Arten der Kriminalprognose

Kriminalprognosen unterscheiden sich nach dem Grad ihrer Allgemeinheit wie auch nach der Art ihres Zustandekommens. Was den erstgenannten Gesichtspunkt angeht, so kann man personenbezogene Individualprognosen von Gruppen- und Globalprognosen abgrenzen:

(1) Individualprognosen dienen der Einschätzung des Delinquenz-, bzw. Rückfallrisikos bei einzelnen Personen. Beispiele: Wie hoch ist das Risiko bei diesem oder jenem Kleinkind, dass es im Alter von X Jahren vor dem Strafrichter steht? Wie hoch ist das Risiko dieses oder jenes Gefangenen, dass er eine Lockerung oder einen Urlaub aus der Haft zur Begehung weiterer Straftaten nutzen würde? Kann es verantwortet werden, den Gefangenen X zum nächstmöglichen Zeitpunkt vorzeitig zur Bewährung aus der Haft zu entlassen?

(2) Gruppenbezogene Prognosen beziehen sich auf die Entstehung, Entwicklung und Auflösung von delinquenten Kollektiven. Beispiele: Wie hoch ist das Risiko der Entstehung von delinquenten Jugendbanden im Gebiet W innerhalb der nächsten fünf Jahre? Wie hoch ist das Risiko der Entstehung von Terrorgruppen im Land X während der nächsten zehn Jahre? Wie hoch ist das Risiko der Begehung von strafbaren Menschenrechtsverletzungen durch die militärische Einheit Y bei ihrem Einsatz in Z?

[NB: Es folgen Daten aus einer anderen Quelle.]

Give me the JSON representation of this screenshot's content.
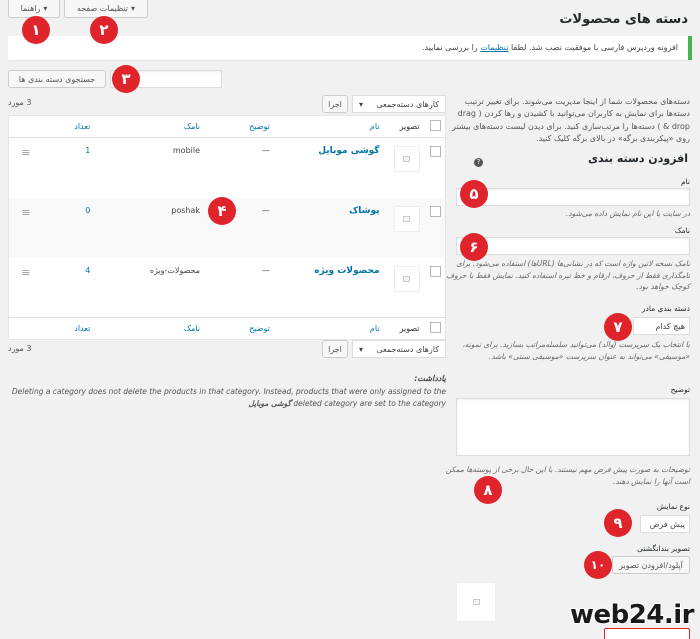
{
  "screen_options": {
    "help_label": "راهنما",
    "settings_label": "تنظیمات صفحه"
  },
  "page_title": "دسته های محصولات",
  "notice": {
    "before": "افزونه وردپرس فارسی با موفقیت نصب شد. لطفا",
    "link": "تنظیمات",
    "after": "را بررسی نمایید."
  },
  "search": {
    "button_label": "جستجوی دسته بندی ها",
    "value": ""
  },
  "bulk_top": {
    "select_value": "کارهای دسته‌جمعی",
    "apply_label": "اجرا",
    "count": "3 مورد"
  },
  "bulk_bottom": {
    "select_value": "کارهای دسته‌جمعی",
    "apply_label": "اجرا",
    "count": "3 مورد"
  },
  "table": {
    "columns": {
      "image": "تصویر",
      "name": "نام",
      "description": "توضیح",
      "slug": "نامک",
      "count": "تعداد"
    },
    "rows": [
      {
        "name": "گوشی موبایل",
        "description": "—",
        "slug": "mobile",
        "count": "1",
        "help_icon": true
      },
      {
        "name": "پوشاک",
        "description": "—",
        "slug": "poshak",
        "count": "0",
        "help_icon": false
      },
      {
        "name": "محصولات ویژه",
        "description": "—",
        "slug": "محصولات-ویژه",
        "count": "4",
        "help_icon": false
      }
    ]
  },
  "intro_text": "دسته‌های محصولات شما از اینجا مدیریت می‌شوند. برای تغییر ترتیب دسته‌ها برای نمایش به کاربران می‌توانید با کشیدن و رها کردن ( drag & drop ) دسته‌ها را مرتب‌سازی کنید. برای دیدن لیست دسته‌های بیشتر روی «پیکربندی برگه» در بالای برگه کلیک کنید.",
  "add_form": {
    "heading": "افزودن دسته بندی",
    "name_label": "نام",
    "name_hint": "در سایت با این نام نمایش داده می‌شود.",
    "slug_label": "نامک",
    "slug_hint": "نامک نسخه لاتین واژه است که در نشانی‌ها (URLها) استفاده می‌شود. برای نامگذاری فقط از حروف، ارقام و خط تیره استفاده کنید. نمایش فقط با حروف کوچک خواهد بود.",
    "parent_label": "دسته بندی مادر",
    "parent_value": "هیچ کدام",
    "parent_hint": "با انتخاب یک سرپرست (والد) می‌توانید سلسله‌مراتب بسازید. برای نمونه، «موسیقی» می‌تواند به عنوان سرپرست «موسیقی سنتی» باشد.",
    "description_label": "توضیح",
    "description_hint": "توضیحات به صورت پیش فرض مهم نیستند. با این حال برخی از پوسته‌ها ممکن است آنها را نمایش دهند.",
    "display_type_label": "نوع نمایش",
    "display_type_value": "پیش فرض",
    "thumbnail_label": "تصویر بندانگشتی",
    "upload_label": "آپلود/افزودن تصویر"
  },
  "note": {
    "title": "یادداشت:",
    "text_en_1": "Deleting a category does not delete the products in that category. Instead, products that were only assigned to the",
    "text_en_2": "deleted category are set to the category",
    "default_cat": "گوشی موبایل"
  },
  "markers": [
    "۱",
    "۲",
    "۳",
    "۴",
    "۵",
    "۶",
    "۷",
    "۸",
    "۹",
    "۱۰"
  ],
  "watermark": {
    "text": "web24.ir"
  }
}
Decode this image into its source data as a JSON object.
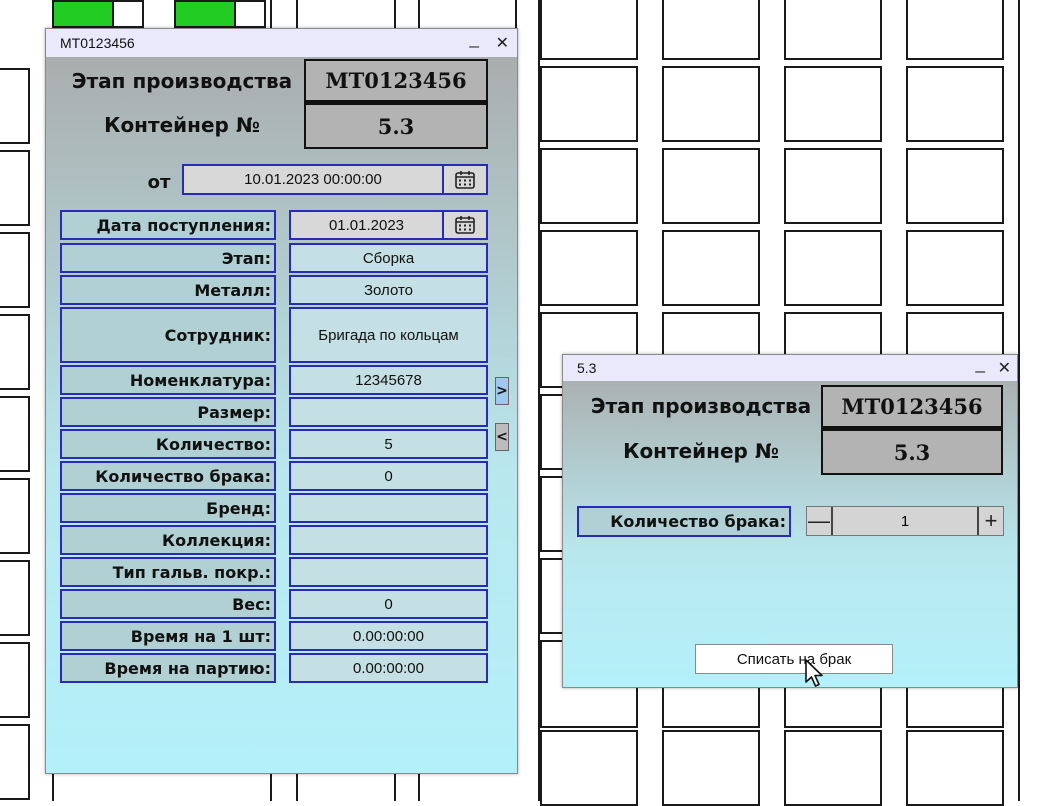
{
  "window_main": {
    "title": "МТ0123456",
    "minimize_glyph": "_",
    "close_glyph": "✕",
    "header": {
      "stage_label": "Этап производства",
      "stage_value": "МТ0123456",
      "container_label": "Контейнер №",
      "container_value": "5.3"
    },
    "from_label": "от",
    "from_value": "10.01.2023 00:00:00",
    "fields": [
      {
        "label": "Дата поступления:",
        "value": "01.01.2023"
      },
      {
        "label": "Этап:",
        "value": "Сборка"
      },
      {
        "label": "Металл:",
        "value": "Золото"
      },
      {
        "label": "Сотрудник:",
        "value": "Бригада по кольцам"
      },
      {
        "label": "Номенклатура:",
        "value": "12345678"
      },
      {
        "label": "Размер:",
        "value": ""
      },
      {
        "label": "Количество:",
        "value": "5"
      },
      {
        "label": "Количество брака:",
        "value": "0"
      },
      {
        "label": "Бренд:",
        "value": ""
      },
      {
        "label": "Коллекция:",
        "value": ""
      },
      {
        "label": "Тип гальв. покр.:",
        "value": ""
      },
      {
        "label": "Вес:",
        "value": "0"
      },
      {
        "label": "Время на 1 шт:",
        "value": "0.00:00:00"
      },
      {
        "label": "Время на партию:",
        "value": "0.00:00:00"
      }
    ],
    "next_glyph": ">",
    "prev_glyph": "<"
  },
  "window_dialog": {
    "title": "5.3",
    "minimize_glyph": "_",
    "close_glyph": "✕",
    "header": {
      "stage_label": "Этап производства",
      "stage_value": "МТ0123456",
      "container_label": "Контейнер №",
      "container_value": "5.3"
    },
    "defect_label": "Количество брака:",
    "defect_value": "1",
    "minus_glyph": "—",
    "plus_glyph": "+",
    "writeoff_button": "Списать на брак"
  },
  "icons": [
    "calendar-icon",
    "mouse-cursor-icon"
  ],
  "colors": {
    "field_border": "#2a2ab8",
    "titlebar": "#e9e9fb",
    "status_green": "#22cc22"
  }
}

(3) Makrosoziologische Prognosen beziehen sich ganz allgemein auf die Zukunft des Verbrechens, bzw. auf die Entwicklung der Kriminalitätsraten und die zu erwartenden Veränderungen in den Erscheinungsformen der Kriminalität. Beispiele: Wird die Kriminalität in New York in der nächsten Dekade ansteigen oder abfallen? Mit welchen neuen Formen der Kriminalität ist in Europa in den nächsten drei Jahrzehnten zu rechnen?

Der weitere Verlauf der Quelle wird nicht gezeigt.